Men are from Wars...
I kissed the sleeping Sage on the forehead, and Thalia and I squeezed in one tight, heartfelt hug in the dark before she flopped down and went back to bed.
I slumped onto the living room couch and threw my feet up onto the coffee table, breaking out the laptop and enjoying a glass of cool Albarino and the silence but for the tapping of my keys.
At which point Nate thought it was a fine time to hook up the Wii and turn on MODERN WARFARE II, filling the house with sounds of MACHINE GUNS and PEOPLE SCREAMING and GRENADE FIRE and DEATH AND CARNAGE ARGGHHHHHHH.
"You know," I said. "Those aren't exactly the most relaxing sounds to come home to. They're not quite filling me with the serenity and and peace I would hope for right now."

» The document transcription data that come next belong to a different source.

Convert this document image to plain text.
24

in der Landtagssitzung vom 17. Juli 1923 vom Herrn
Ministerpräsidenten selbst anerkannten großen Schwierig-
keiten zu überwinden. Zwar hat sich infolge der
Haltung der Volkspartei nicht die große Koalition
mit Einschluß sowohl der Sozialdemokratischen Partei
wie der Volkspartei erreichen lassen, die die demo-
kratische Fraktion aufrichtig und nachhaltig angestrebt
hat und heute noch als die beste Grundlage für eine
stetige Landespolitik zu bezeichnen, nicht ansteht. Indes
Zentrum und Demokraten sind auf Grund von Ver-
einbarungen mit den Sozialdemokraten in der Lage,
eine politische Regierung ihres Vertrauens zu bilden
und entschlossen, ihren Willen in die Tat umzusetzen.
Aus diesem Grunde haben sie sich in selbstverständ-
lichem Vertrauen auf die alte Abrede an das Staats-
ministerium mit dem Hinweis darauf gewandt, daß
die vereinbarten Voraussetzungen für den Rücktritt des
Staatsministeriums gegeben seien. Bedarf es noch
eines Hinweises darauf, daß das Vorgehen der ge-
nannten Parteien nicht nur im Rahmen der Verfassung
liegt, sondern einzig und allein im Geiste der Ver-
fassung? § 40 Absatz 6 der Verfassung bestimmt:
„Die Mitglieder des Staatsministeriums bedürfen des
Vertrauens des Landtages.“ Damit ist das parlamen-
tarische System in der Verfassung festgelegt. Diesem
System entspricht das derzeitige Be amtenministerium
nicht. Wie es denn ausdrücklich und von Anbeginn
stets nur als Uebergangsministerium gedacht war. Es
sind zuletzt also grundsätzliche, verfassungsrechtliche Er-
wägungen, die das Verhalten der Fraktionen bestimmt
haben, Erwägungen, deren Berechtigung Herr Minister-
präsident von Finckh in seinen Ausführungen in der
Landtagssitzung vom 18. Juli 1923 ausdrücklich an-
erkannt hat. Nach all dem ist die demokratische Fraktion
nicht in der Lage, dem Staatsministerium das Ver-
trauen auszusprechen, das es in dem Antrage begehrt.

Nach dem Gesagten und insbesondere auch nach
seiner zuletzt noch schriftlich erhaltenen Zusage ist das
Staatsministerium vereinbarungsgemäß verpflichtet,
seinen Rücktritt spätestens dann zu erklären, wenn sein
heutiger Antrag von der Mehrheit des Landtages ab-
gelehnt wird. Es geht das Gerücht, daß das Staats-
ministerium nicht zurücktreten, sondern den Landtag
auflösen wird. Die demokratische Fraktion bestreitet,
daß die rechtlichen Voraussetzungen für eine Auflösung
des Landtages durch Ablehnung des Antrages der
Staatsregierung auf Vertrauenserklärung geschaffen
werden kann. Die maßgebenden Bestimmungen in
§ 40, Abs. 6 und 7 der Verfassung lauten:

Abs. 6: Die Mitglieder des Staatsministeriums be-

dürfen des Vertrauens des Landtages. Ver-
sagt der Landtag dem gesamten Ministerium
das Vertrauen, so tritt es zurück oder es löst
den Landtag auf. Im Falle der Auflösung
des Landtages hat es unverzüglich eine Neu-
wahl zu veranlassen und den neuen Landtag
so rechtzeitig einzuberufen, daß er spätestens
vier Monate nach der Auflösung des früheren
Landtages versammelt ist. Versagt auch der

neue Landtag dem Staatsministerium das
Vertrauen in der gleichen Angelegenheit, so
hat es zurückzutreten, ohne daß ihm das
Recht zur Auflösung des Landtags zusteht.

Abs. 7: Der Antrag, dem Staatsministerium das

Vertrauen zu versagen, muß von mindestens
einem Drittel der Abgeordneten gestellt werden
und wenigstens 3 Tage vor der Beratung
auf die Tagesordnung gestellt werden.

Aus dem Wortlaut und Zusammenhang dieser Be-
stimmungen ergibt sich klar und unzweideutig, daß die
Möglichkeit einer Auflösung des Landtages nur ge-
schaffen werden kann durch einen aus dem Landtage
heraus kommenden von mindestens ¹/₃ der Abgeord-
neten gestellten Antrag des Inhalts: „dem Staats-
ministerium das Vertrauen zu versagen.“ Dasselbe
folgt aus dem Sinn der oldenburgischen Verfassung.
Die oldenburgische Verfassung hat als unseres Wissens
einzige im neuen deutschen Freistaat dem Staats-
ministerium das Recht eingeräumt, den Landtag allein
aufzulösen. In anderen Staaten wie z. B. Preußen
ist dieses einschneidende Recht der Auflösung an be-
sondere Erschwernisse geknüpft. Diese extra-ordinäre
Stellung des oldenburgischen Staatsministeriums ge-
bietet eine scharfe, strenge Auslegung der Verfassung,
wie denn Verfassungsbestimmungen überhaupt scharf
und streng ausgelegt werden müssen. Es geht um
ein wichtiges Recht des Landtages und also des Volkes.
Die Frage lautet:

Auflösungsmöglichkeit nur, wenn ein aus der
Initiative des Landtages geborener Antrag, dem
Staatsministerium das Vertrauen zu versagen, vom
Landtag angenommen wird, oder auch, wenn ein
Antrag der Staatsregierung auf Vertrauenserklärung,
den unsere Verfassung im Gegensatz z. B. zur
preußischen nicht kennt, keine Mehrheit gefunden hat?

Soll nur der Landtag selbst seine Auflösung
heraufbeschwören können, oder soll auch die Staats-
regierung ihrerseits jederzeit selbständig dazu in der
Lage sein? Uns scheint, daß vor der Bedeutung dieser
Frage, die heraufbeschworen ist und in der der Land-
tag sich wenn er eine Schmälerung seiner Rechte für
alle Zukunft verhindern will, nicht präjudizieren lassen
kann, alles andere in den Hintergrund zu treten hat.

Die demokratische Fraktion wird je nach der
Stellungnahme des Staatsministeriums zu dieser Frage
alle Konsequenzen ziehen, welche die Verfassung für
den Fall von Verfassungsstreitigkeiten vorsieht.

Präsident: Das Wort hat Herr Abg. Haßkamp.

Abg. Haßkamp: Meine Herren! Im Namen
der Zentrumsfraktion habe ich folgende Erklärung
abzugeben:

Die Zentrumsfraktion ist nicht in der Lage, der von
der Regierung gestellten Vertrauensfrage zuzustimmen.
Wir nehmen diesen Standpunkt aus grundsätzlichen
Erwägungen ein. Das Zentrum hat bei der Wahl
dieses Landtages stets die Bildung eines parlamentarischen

He didn't hear me. He was too busy yapping into his bluetooth headset to long-distance teammates, and wondering whether the player named BrooklynDaddy was someone he already knows or should be BFF with. So they could bond. Over Brooklyn and daddying and DEATH AND CARNAGE ARGGHHHHHHH.
So I grabbed my wine and went into the bedroom. And turned on the small TV.
Because the sound of nasal-y New Jersey housewives fighting in high-pitched voices over who pulled whose hay-uh? Now that is the civilized way to unwind.